Second, variation in the antipsychotic drugs administered in the studies we analyzed limited the possibility of examining the association of DRD2 with any specific drug. In these studies, multiple antipsychotic drugs were utilized, including typical agents such as chlorpromazine and haloperidol and atypical drugs such as clozapine, risperidone, olanzapine, and aripiprazole. Although all of these drugs act on the D2 receptor, they exhibit different affinity profiles for many of the candidate receptors (44), making direct comparisons more complex. For example, non-D2 receptors, such as D3, D4, and serotonin 5-HT2A, may also be important in antipsychotic drug action (44) as well as new mechanisms of action, such as metabotropic glutamate receptor 2 and receptor 3 stimulation (45). Additionally, it should be noted that the studies included patients from several different ethnic groups, with an overrepresentation of Asian patients (e.g., Chinese, Korean, and Japanese populations) and an underrepresentation of individuals of African descent. Since allele frequencies may vary considerably between ethnic groups, careful consideration of the potential effect of population genetics on genotypic and phenotypic distribution is warranted, but the limited samples currently available have hampered this effort. Finally, the relatively small number of studies included in this meta-analysis makes it difficult to conduct any meaningful moderator analyses.
As a result of the heterogeneity of medication used, the duration of illness in different samples, and the different racial groups, it is possible that we have underestimated the effect size of the gene-drug response association. Furthermore, none of the studies formally accounted for medication noncompliance, which is prevalent in patients with schizophrenia. Put simply, when a patient does not take the prescribed antipsychotic drug, the measured effect size of gene-drug response association is assessed as zero, whereas the true effect of genotype on the phenotype is perhaps larger. Nevertheless, despite the potential underestimation of effect size produced by these uncontrolled factors, we were still able to detect a significant association between the —141C Ins/Del polymorphism and antipsychotic drug response. Data on the —141C Ins/Del polymorphism from larger studies, such as the Clinical Antipsychotic Trials of Intervention Effectiveness and industry efforts, will be informative and important in further establishing the role of this SNP in antipsychotic drug response.

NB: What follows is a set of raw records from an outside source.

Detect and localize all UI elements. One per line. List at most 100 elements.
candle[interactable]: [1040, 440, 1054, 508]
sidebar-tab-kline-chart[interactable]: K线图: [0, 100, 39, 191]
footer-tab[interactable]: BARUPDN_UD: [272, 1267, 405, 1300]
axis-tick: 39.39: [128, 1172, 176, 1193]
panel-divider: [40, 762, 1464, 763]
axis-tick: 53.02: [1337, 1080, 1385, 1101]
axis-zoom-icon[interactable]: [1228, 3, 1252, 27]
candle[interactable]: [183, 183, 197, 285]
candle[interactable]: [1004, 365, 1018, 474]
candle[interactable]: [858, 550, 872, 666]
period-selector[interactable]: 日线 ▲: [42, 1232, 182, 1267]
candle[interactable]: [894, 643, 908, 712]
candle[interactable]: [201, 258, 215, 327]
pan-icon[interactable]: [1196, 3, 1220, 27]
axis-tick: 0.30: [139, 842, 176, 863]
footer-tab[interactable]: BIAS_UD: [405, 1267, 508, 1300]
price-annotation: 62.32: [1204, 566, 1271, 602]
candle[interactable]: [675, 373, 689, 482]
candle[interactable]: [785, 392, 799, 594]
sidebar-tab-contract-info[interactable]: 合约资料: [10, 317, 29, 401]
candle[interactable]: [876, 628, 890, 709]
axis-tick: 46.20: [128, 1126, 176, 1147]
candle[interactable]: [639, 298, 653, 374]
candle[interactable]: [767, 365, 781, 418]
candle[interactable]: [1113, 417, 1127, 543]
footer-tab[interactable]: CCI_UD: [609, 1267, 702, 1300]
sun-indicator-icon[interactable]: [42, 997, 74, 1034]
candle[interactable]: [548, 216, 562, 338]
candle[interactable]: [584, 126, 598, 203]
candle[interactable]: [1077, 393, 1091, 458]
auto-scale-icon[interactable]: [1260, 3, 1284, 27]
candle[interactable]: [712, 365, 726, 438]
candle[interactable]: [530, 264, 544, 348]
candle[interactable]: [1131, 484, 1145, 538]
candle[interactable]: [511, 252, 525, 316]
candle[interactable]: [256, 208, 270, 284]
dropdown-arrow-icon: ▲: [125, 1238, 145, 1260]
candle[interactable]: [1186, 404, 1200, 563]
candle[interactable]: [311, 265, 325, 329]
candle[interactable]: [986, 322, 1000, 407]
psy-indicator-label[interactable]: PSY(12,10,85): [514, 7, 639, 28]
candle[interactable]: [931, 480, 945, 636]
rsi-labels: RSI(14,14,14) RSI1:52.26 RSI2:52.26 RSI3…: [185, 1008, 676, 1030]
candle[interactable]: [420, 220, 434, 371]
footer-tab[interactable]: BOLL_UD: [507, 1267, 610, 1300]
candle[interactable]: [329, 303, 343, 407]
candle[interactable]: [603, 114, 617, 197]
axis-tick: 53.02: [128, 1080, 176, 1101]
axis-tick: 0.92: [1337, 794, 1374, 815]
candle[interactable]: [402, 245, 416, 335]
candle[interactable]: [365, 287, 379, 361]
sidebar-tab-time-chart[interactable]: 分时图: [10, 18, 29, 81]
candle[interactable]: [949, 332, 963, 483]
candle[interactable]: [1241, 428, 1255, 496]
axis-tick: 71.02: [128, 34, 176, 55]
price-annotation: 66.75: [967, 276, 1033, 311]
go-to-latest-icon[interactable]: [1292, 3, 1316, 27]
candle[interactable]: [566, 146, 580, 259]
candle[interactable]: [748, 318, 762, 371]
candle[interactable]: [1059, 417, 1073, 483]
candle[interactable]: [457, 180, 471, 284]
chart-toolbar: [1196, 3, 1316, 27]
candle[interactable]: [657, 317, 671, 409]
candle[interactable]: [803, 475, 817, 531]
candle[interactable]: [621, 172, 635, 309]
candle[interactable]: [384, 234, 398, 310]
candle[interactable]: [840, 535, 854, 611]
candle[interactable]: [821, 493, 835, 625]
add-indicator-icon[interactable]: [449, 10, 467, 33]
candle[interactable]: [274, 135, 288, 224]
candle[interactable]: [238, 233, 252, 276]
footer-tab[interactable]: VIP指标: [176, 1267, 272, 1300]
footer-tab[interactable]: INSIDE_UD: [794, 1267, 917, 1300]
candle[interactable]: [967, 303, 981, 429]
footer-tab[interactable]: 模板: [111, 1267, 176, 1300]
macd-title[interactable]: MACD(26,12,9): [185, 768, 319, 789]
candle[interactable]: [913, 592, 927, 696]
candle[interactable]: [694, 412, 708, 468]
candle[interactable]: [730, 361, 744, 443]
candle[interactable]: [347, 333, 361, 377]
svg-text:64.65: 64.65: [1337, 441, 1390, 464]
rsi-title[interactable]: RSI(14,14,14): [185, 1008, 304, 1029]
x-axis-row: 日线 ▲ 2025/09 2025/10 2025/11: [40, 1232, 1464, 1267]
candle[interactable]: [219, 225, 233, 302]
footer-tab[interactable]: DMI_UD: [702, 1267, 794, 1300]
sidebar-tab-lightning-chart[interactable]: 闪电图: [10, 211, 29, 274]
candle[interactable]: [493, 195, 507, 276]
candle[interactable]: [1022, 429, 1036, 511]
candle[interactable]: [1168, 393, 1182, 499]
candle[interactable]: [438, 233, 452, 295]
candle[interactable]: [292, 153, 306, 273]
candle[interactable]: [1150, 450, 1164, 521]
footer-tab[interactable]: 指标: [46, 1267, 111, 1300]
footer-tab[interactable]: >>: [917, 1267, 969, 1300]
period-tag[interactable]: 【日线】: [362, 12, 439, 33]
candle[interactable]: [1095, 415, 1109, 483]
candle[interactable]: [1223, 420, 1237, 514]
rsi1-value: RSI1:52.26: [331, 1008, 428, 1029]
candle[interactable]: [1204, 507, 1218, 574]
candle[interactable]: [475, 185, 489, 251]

In summary, our meta-analysis indicates that DRD2 genetic variation is significantly associated with antipsychotic drug response. SNPs in the DRD2 promoter region, such as —141C Ins/Del, may be particularly important in predicting clinical response to antipsychotic drug treatment. Studies with larger cohorts examined with prospective designs may be needed to fully understand the nature of this relationship.
The authors thank the investigators who provided additional data from their studies to make it possible to compute odds ratios for this meta-analysis.